Au cœur du territoire de Kalehe, le village de Tchofi vit une détresse grandissante. Le tronçon de la route nationale numéro 2, qui relie Bukavu à Goma, est aujourd’hui dans un état de délabrement alarmant. Ici, les habitants n’ont que leur voix pour alerter, dans un silence assourdissant des autorités.
Depuis deux semaines, des pluies diluviennes s’abattent sur la région, provoquant glissements de terrain, inondations, et effondrements. À Tchofi, la rivière Kalinga est sortie de son lit, inondant la chaussée et menaçant désormais de couper complètement la route. Pour les véhicules et motos, traverser est devenu un périple presque suicidaire. Pour les habitants, c’est l’isolement total.

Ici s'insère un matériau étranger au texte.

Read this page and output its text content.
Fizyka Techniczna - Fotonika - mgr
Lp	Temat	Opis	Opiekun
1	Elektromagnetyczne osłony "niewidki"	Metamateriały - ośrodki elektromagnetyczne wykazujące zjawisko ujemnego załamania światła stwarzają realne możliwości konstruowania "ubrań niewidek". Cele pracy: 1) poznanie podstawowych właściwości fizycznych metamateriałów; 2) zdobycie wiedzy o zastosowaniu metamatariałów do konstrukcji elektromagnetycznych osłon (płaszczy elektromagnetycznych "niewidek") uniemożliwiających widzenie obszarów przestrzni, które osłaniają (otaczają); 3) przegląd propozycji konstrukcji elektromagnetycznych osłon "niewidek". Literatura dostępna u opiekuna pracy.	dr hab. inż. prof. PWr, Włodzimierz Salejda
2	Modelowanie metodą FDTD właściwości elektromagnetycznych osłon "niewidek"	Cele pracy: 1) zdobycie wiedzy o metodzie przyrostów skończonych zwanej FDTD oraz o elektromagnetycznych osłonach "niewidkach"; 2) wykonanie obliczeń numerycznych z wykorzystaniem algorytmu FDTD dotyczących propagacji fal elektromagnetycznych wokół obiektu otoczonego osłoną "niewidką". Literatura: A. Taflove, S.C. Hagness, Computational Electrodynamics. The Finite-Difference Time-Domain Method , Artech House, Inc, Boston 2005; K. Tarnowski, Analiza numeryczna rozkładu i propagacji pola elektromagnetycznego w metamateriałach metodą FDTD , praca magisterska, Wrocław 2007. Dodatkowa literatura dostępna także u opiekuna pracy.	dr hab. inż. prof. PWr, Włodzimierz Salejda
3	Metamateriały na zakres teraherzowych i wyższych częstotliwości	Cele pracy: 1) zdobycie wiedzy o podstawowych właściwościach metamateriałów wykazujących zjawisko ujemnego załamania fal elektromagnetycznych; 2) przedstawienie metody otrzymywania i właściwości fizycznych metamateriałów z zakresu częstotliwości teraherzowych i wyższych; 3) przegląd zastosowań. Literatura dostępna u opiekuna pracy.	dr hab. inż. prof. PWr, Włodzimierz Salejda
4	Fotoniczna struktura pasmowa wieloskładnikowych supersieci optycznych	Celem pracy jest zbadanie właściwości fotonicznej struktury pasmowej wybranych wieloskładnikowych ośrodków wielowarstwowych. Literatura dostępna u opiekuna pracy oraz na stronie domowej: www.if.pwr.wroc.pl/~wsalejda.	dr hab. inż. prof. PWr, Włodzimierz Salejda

« Nous sommes pris en otage par la nature, mais aussi par l’inaction des autorités », déplore un habitant de Nyabibwe, une autre localité quasiment inaccessible. Cette paralysie du trafic a des conséquences dramatiques sur les activités socio-économiques : marchés désertés, malades sans transport, vivres qui n’arrivent plus.
Les populations de Kalehe, abandonnées à leur sort, lancent un cri d’alarme : elles réclament l’envoi urgent d’engins lourds pour désenclaver la zone et réparer ce qui reste de la route. Mais jusqu’ici, rien ne bouge.
Pire encore, en juin 2025, les responsables de l’AFC/M23, groupe rebelle actif dans la région, avaient promis la réhabilitation de ce tronçon stratégique. Quatre mois plus tard, ces paroles n’ont été suivies d’aucun acte concret. Un silence de plomb règne, pendant que la route, elle, se désintègre chaque jour un peu plus.
Cette situation survient dans un contexte d’insécurité chronique, où les conflits armés entre les groupes rebelles et les forces locales continuent de ravager la région. La dégradation de cette voie stratégique ne fait qu’amplifier la précarité d’une population déjà éprouvée par la guerre, la faim, et l’abandon.
À Tchofi et dans tout Kalehe, ce n’est pas seulement une route qui s’effondre. Ce sont des vies humaines qui se retrouvent encore une fois ignorées, au bord du gouffre, dans une République Démocratique du Congo où les promesses ne nourrissent plus personne.